I was angry. I was hurt. I was liberated. I had read about these things happening to other people, but thinking it would ever happen to me wasn’t even on my radar.
Let me make this perfectly, clear. Leaving the church was the best thing to ever happen to me. Yes, I miss the church and also I do not miss the church. What was once thought of as a void, it is now a well of happiness. What was once considered family is now a non-spoken memory.
As a kid I loved the TV show Knight Rider. You had KITT, KARR, Goliath and all those cool gadgets. Knight Rider was cool, so the moment I learned of a DVD box set, I had to have and have I did.
My best friend warned me and attempted to persuade me not to watch it. He said I would ruin years of childhood memories if I did.
He was right. The show, according to today’s standards…..is really cheesy. I’m not sure I will ever look at it the same way again. Sigh.
Through a mature eye comes a deeper understanding.

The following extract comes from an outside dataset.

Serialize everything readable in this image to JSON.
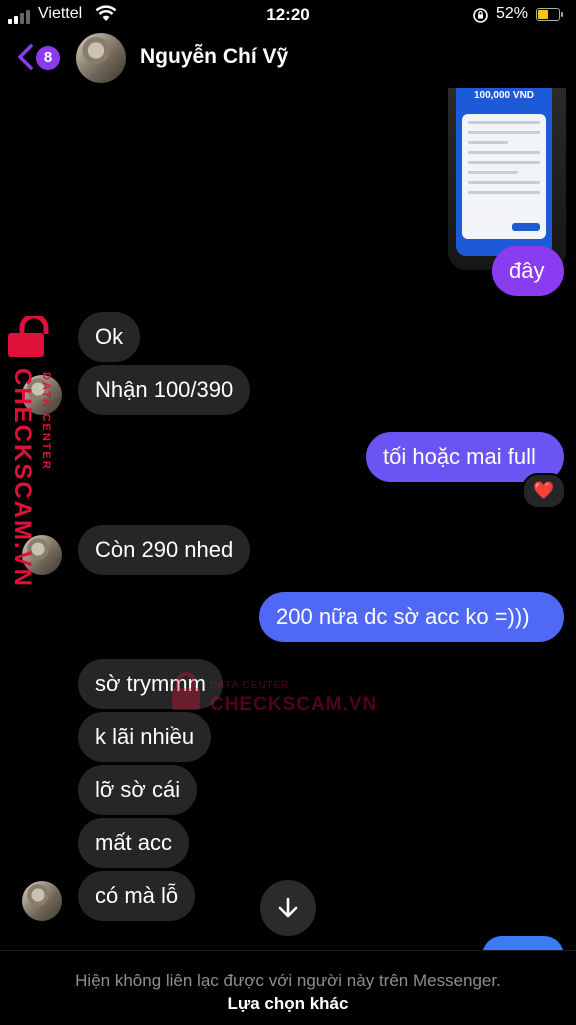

Like Knight Rider, My childhood memories of the church came crashing down. Behind the facade was a reality I willfully ignored for years. Ignored out of selfishness and ignorance. I believed in the ‘us vs. them’ mentality. I listened to conservative news and views. I was in deep and found ways to justify where I was in order to make sure I was “church savvy”. In truthfulness, this was all a front. I hid from everyone and even myself the truth. This ‘outing’ was the 1.21 GigaWatts needed to propel myself forward in time. (..oh yeah, two pop culture references in one paragraph…win!)
Leaving the church has brought me closer to the real person of Jesus.
Leaving the church has brought me a new understanding for those who have been marginalized.
Leaving the church has allowed me to find my voice.
One of the first songs I can remember is Barry Manilow’s “I made it through the rain”. I used to sing along with Barry, trying to imitate his incredible voice. The lyrics have always held a special place in my life.
Looking back over the past two Years, I can truly sing this chorus.
I made it through the rain
I kept my world protected
I made it thought the rain
I kept my point of view
I made it through the rain
And found myself respected
By the others who
Got rained on too
And made it through
It’s been the best of times and the worst of times.
I’ve learned…. a lot.
I’ve cried…..a lot.
I’ve cursed …. fuck, I’ve cursed a lot.
What initially hurt me has instead made me a better and stronger woman. There are still many obstacles to overcome, but two years ago was the catalyst for today and hopefully many years to come.